Unity (NYSE: U) reported Q4 2024 revenue of $457 million, down 25% year-over-year, as the gaming and ad tech giant navigates a major portfolio reset. Despite the decline, the company sees momentum in AI-driven advertising solutions, mobile game development tools, and strategic growth areas.
Feb 20: NASDAQ
Weirdly, Unity Stocks jumped from 18,3 to 25,3 (38%) while AppLovin went to 440 from 490. (-10%)
Create Solutions (Game Engine & Dev Tools): $152M, down 47% Y/Y.
Without the $99M Weta FX contract termination, the decline would have been 20% Y/Y.
Grow Solutions (Ad Tech & Monetization): $305M, down 5% Y/Y.
Excluding pre-merger IronSource incentives, revenue would have risen 2% Y/Y, supported by strong seasonal ad demand.
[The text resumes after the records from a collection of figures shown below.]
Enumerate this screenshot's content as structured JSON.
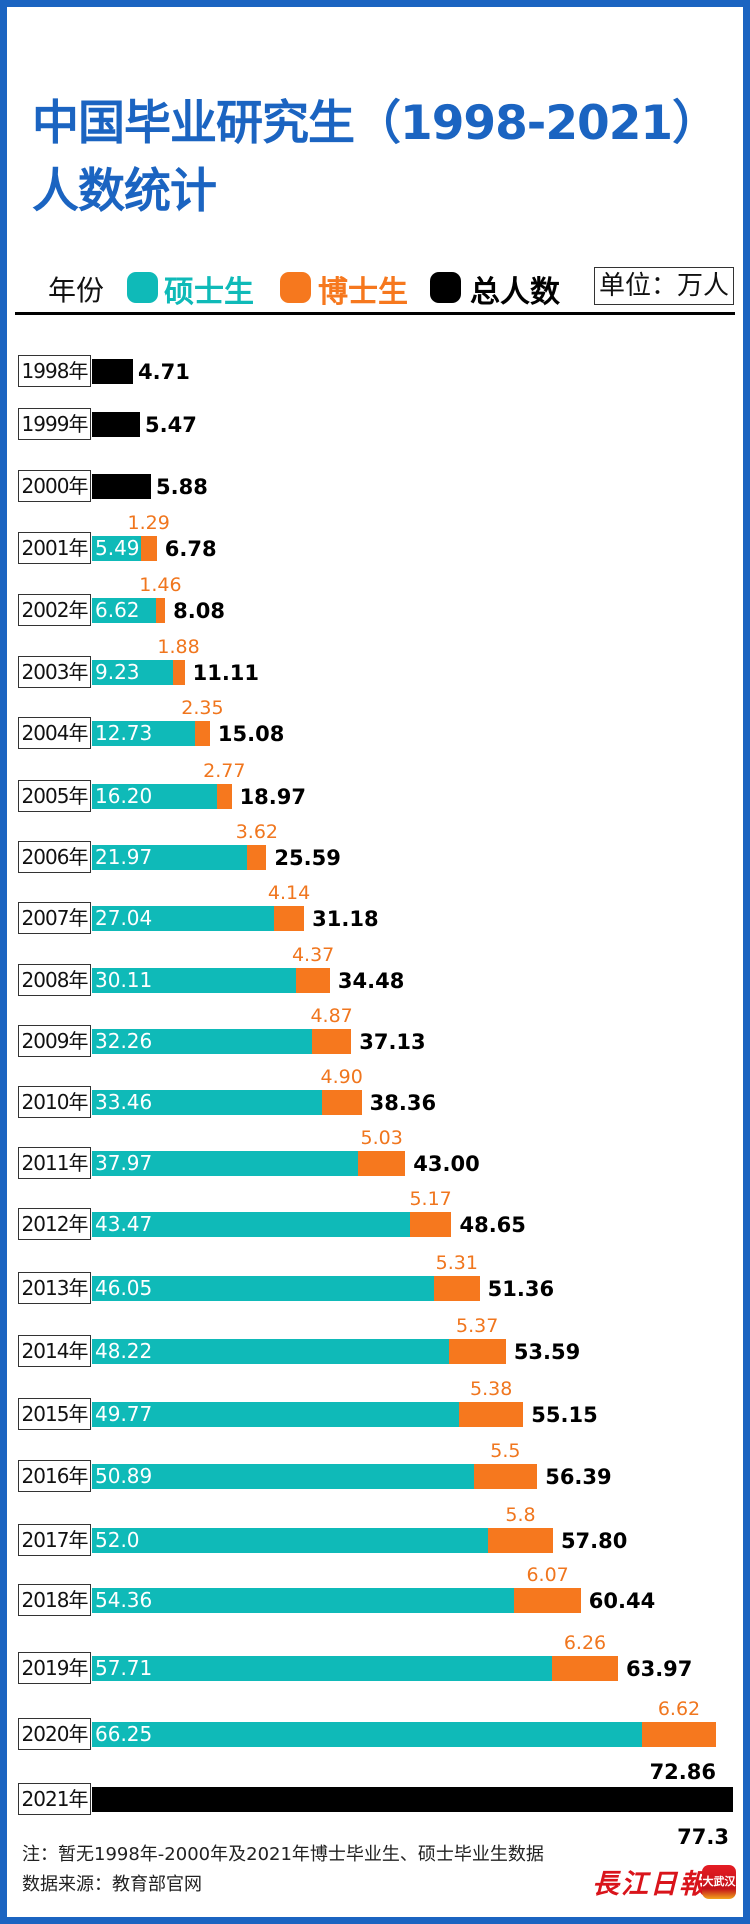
{
  "title": {
    "line1": "中国毕业研究生（1998-2021）",
    "line2": "人数统计"
  },
  "legend": {
    "year_label": "年份",
    "items": [
      {
        "name": "硕士生",
        "color": "#0fbab8"
      },
      {
        "name": "博士生",
        "color": "#f6781e"
      },
      {
        "name": "总人数",
        "color": "#000000"
      }
    ],
    "unit": "单位：万人"
  },
  "chart_data": {
    "type": "bar",
    "orientation": "horizontal-stacked",
    "title": "中国毕业研究生（1998-2021）人数统计",
    "unit": "万人",
    "categories": [
      "1998年",
      "1999年",
      "2000年",
      "2001年",
      "2002年",
      "2003年",
      "2004年",
      "2005年",
      "2006年",
      "2007年",
      "2008年",
      "2009年",
      "2010年",
      "2011年",
      "2012年",
      "2013年",
      "2014年",
      "2015年",
      "2016年",
      "2017年",
      "2018年",
      "2019年",
      "2020年",
      "2021年"
    ],
    "series": [
      {
        "name": "硕士生",
        "color": "#0fbab8",
        "values": [
          null,
          null,
          null,
          "5.49",
          "6.62",
          "9.23",
          "12.73",
          "16.20",
          "21.97",
          "27.04",
          "30.11",
          "32.26",
          "33.46",
          "37.97",
          "43.47",
          "46.05",
          "48.22",
          "49.77",
          "50.89",
          "52.0",
          "54.36",
          "57.71",
          "66.25",
          null
        ]
      },
      {
        "name": "博士生",
        "color": "#f6781e",
        "values": [
          null,
          null,
          null,
          "1.29",
          "1.46",
          "1.88",
          "2.35",
          "2.77",
          "3.62",
          "4.14",
          "4.37",
          "4.87",
          "4.90",
          "5.03",
          "5.17",
          "5.31",
          "5.37",
          "5.38",
          "5.5",
          "5.8",
          "6.07",
          "6.26",
          "6.62",
          null
        ]
      },
      {
        "name": "总人数",
        "color": "#000000",
        "values": [
          "4.71",
          "5.47",
          "5.88",
          "6.78",
          "8.08",
          "11.11",
          "15.08",
          "18.97",
          "25.59",
          "31.18",
          "34.48",
          "37.13",
          "38.36",
          "43.00",
          "48.65",
          "51.36",
          "53.59",
          "55.15",
          "56.39",
          "57.80",
          "60.44",
          "63.97",
          "72.86",
          "77.3"
        ]
      }
    ],
    "legend": "top",
    "grid": false
  },
  "footer": {
    "note": "注：暂无1998年-2000年及2021年博士毕业生、硕士毕业生数据",
    "source": "数据来源：教育部官网",
    "logo_text": "長江日報",
    "app_icon_text": "大武汉"
  }
}
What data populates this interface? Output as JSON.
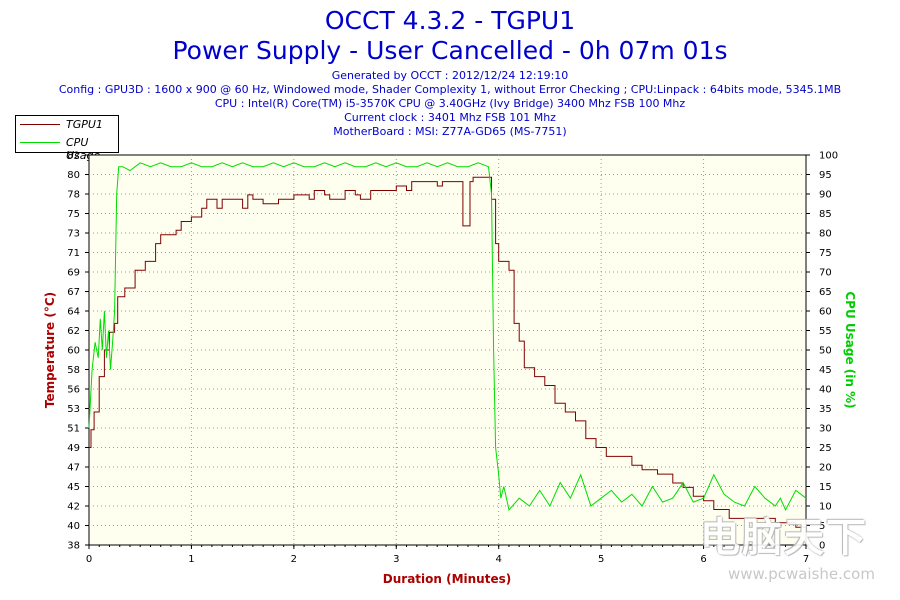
{
  "header": {
    "title_line1": "OCCT 4.3.2 - TGPU1",
    "title_line2": "Power Supply - User Cancelled - 0h 07m 01s",
    "info_lines": [
      "Generated by OCCT : 2012/12/24 12:19:10",
      "Config : GPU3D : 1600 x 900 @ 60 Hz, Windowed mode, Shader Complexity 1, without Error Checking ; CPU:Linpack : 64bits mode, 5345.1MB",
      "CPU : Intel(R) Core(TM) i5-3570K CPU @ 3.40GHz (Ivy Bridge) 3400 Mhz FSB 100 Mhz",
      "Current clock : 3401 Mhz FSB 101 Mhz",
      "MotherBoard : MSI: Z77A-GD65 (MS-7751)"
    ]
  },
  "legend": [
    {
      "label": "TGPU1",
      "color": "#800000"
    },
    {
      "label": "CPU Usage",
      "color": "#00dd00"
    }
  ],
  "watermark": {
    "text_cn": "电脑天下",
    "url": "www.pcwaishe.com"
  },
  "chart_data": {
    "type": "line",
    "xlabel": "Duration (Minutes)",
    "ylabel_left": "Temperature (°C)",
    "ylabel_right": "CPU Usage (in %)",
    "xlim": [
      0,
      7
    ],
    "x_ticks": [
      "0",
      "1",
      "2",
      "3",
      "4",
      "5",
      "6",
      "7"
    ],
    "ylim_left": [
      38,
      82
    ],
    "y_ticks_left": [
      "38",
      "40",
      "42",
      "45",
      "47",
      "49",
      "51",
      "53",
      "56",
      "58",
      "60",
      "62",
      "64",
      "67",
      "69",
      "71",
      "73",
      "75",
      "78",
      "80",
      "82"
    ],
    "ylim_right": [
      0,
      100
    ],
    "y_ticks_right": [
      "0",
      "5",
      "10",
      "15",
      "20",
      "25",
      "30",
      "35",
      "40",
      "45",
      "50",
      "55",
      "60",
      "65",
      "70",
      "75",
      "80",
      "85",
      "90",
      "95",
      "100"
    ],
    "grid": true,
    "legend_position": "top-left",
    "series": [
      {
        "name": "TGPU1",
        "axis": "left",
        "color": "#800000",
        "points": [
          [
            0.0,
            49
          ],
          [
            0.02,
            51
          ],
          [
            0.05,
            53
          ],
          [
            0.1,
            57
          ],
          [
            0.15,
            60
          ],
          [
            0.2,
            62
          ],
          [
            0.25,
            63
          ],
          [
            0.28,
            66
          ],
          [
            0.35,
            67
          ],
          [
            0.45,
            69
          ],
          [
            0.55,
            70
          ],
          [
            0.65,
            72
          ],
          [
            0.7,
            73
          ],
          [
            0.85,
            73.5
          ],
          [
            0.9,
            74.5
          ],
          [
            1.0,
            75
          ],
          [
            1.1,
            76
          ],
          [
            1.15,
            77
          ],
          [
            1.25,
            76
          ],
          [
            1.3,
            77
          ],
          [
            1.45,
            77
          ],
          [
            1.5,
            76
          ],
          [
            1.55,
            77.5
          ],
          [
            1.6,
            77
          ],
          [
            1.7,
            76.5
          ],
          [
            1.85,
            77
          ],
          [
            2.0,
            77.5
          ],
          [
            2.1,
            77.5
          ],
          [
            2.15,
            77
          ],
          [
            2.2,
            78
          ],
          [
            2.3,
            77.5
          ],
          [
            2.35,
            77
          ],
          [
            2.45,
            77
          ],
          [
            2.5,
            78
          ],
          [
            2.6,
            77.5
          ],
          [
            2.65,
            77
          ],
          [
            2.75,
            78
          ],
          [
            2.9,
            78
          ],
          [
            3.0,
            78.5
          ],
          [
            3.1,
            78
          ],
          [
            3.15,
            79
          ],
          [
            3.3,
            79
          ],
          [
            3.4,
            78.5
          ],
          [
            3.45,
            79
          ],
          [
            3.6,
            79
          ],
          [
            3.65,
            74
          ],
          [
            3.7,
            74
          ],
          [
            3.72,
            79
          ],
          [
            3.75,
            79.5
          ],
          [
            3.85,
            79.5
          ],
          [
            3.9,
            79.5
          ],
          [
            3.93,
            77
          ],
          [
            3.97,
            72
          ],
          [
            4.0,
            70
          ],
          [
            4.1,
            69
          ],
          [
            4.15,
            63
          ],
          [
            4.2,
            61
          ],
          [
            4.25,
            58
          ],
          [
            4.35,
            57
          ],
          [
            4.45,
            56
          ],
          [
            4.55,
            54
          ],
          [
            4.65,
            53
          ],
          [
            4.75,
            52
          ],
          [
            4.85,
            50
          ],
          [
            4.95,
            49
          ],
          [
            5.05,
            48
          ],
          [
            5.2,
            48
          ],
          [
            5.3,
            47
          ],
          [
            5.4,
            46.5
          ],
          [
            5.55,
            46
          ],
          [
            5.7,
            45
          ],
          [
            5.8,
            44.5
          ],
          [
            5.9,
            43.5
          ],
          [
            6.0,
            43
          ],
          [
            6.1,
            42
          ],
          [
            6.2,
            42
          ],
          [
            6.25,
            41
          ],
          [
            6.4,
            41
          ],
          [
            6.5,
            41
          ],
          [
            6.7,
            40.5
          ],
          [
            6.9,
            40
          ],
          [
            7.0,
            40
          ]
        ]
      },
      {
        "name": "CPU Usage",
        "axis": "right",
        "color": "#00dd00",
        "points": [
          [
            0.0,
            30
          ],
          [
            0.03,
            45
          ],
          [
            0.06,
            52
          ],
          [
            0.09,
            48
          ],
          [
            0.11,
            58
          ],
          [
            0.13,
            50
          ],
          [
            0.15,
            60
          ],
          [
            0.17,
            48
          ],
          [
            0.19,
            55
          ],
          [
            0.21,
            45
          ],
          [
            0.23,
            52
          ],
          [
            0.25,
            60
          ],
          [
            0.27,
            90
          ],
          [
            0.29,
            97
          ],
          [
            0.33,
            97
          ],
          [
            0.4,
            96
          ],
          [
            0.5,
            98
          ],
          [
            0.6,
            97
          ],
          [
            0.7,
            98
          ],
          [
            0.8,
            97
          ],
          [
            0.9,
            97
          ],
          [
            1.0,
            98
          ],
          [
            1.1,
            97
          ],
          [
            1.2,
            97
          ],
          [
            1.3,
            98
          ],
          [
            1.4,
            97
          ],
          [
            1.5,
            98
          ],
          [
            1.6,
            97
          ],
          [
            1.7,
            97
          ],
          [
            1.8,
            98
          ],
          [
            1.9,
            97
          ],
          [
            2.0,
            98
          ],
          [
            2.1,
            97
          ],
          [
            2.2,
            97
          ],
          [
            2.3,
            98
          ],
          [
            2.4,
            97
          ],
          [
            2.5,
            98
          ],
          [
            2.6,
            97
          ],
          [
            2.7,
            97
          ],
          [
            2.8,
            98
          ],
          [
            2.9,
            97
          ],
          [
            3.0,
            98
          ],
          [
            3.1,
            97
          ],
          [
            3.2,
            97
          ],
          [
            3.3,
            98
          ],
          [
            3.4,
            97
          ],
          [
            3.5,
            98
          ],
          [
            3.6,
            97
          ],
          [
            3.7,
            97
          ],
          [
            3.8,
            98
          ],
          [
            3.9,
            97
          ],
          [
            3.93,
            90
          ],
          [
            3.95,
            50
          ],
          [
            3.97,
            25
          ],
          [
            4.0,
            18
          ],
          [
            4.02,
            12
          ],
          [
            4.05,
            15
          ],
          [
            4.1,
            9
          ],
          [
            4.2,
            12
          ],
          [
            4.3,
            10
          ],
          [
            4.4,
            14
          ],
          [
            4.5,
            10
          ],
          [
            4.6,
            16
          ],
          [
            4.7,
            12
          ],
          [
            4.8,
            18
          ],
          [
            4.9,
            10
          ],
          [
            5.0,
            12
          ],
          [
            5.1,
            14
          ],
          [
            5.2,
            11
          ],
          [
            5.3,
            13
          ],
          [
            5.4,
            10
          ],
          [
            5.5,
            15
          ],
          [
            5.6,
            11
          ],
          [
            5.7,
            12
          ],
          [
            5.8,
            16
          ],
          [
            5.9,
            11
          ],
          [
            6.0,
            12
          ],
          [
            6.1,
            18
          ],
          [
            6.2,
            13
          ],
          [
            6.3,
            11
          ],
          [
            6.4,
            10
          ],
          [
            6.5,
            15
          ],
          [
            6.6,
            12
          ],
          [
            6.7,
            10
          ],
          [
            6.75,
            12
          ],
          [
            6.8,
            9
          ],
          [
            6.9,
            14
          ],
          [
            7.0,
            12
          ]
        ]
      }
    ]
  }
}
Strategic Portfolio Revenue: $442M, up 4% Y/Y, driven by gaming industry adoption and new monetization models.
Despite revenue headwinds, cost-cutting and restructuring helped reduce net loss to $123M, down from $254M in Q4 2023. Adjusted EBITDA was $106M (23% margin), though down from $186M a year prior.
Full-Year 2024 Overview
Total Revenue: $1.81B, down 17% Y/Y, reflecting shifts in gaming engine licensing, mobile monetization, and advertising strategies.
Create Solutions: $614M, down 29% Y/Y, with subscription revenue up 15% Y/Y.
Grow Solutions (Mobile Ads & Ad Tech): $1.2B, down 10% Y/Y, but poised for AI-driven improvements in 2025.
GAAP Net Loss: $664M, (37% margin).
Adjusted EBITDA: $390M (21% margin).
Free Cash Flow: $286M, up from $179M in 2023, signaling improved monetization of mobile and in-game ads.
Looking Ahead: Q1 2025 Guidance
Unity forecasts $405M–$415M in revenue and $60M–$65M Adjusted EBITDA as it leans on Unity 6, an overhauled pricing model, and AI-powered advertising to drive mobile game development and ad tech innovation.
CEO’s Take
“Our Q4 results exceeded expectations on both revenue and profit, showing our progress in building a new Unity,” said CEO Matt Bromberg.
With AI-driven ad targeting, in-game monetization, and evolving mobile game engine solutions, Unity is positioning itself for a stronger 2025 despite its 25% revenue decline.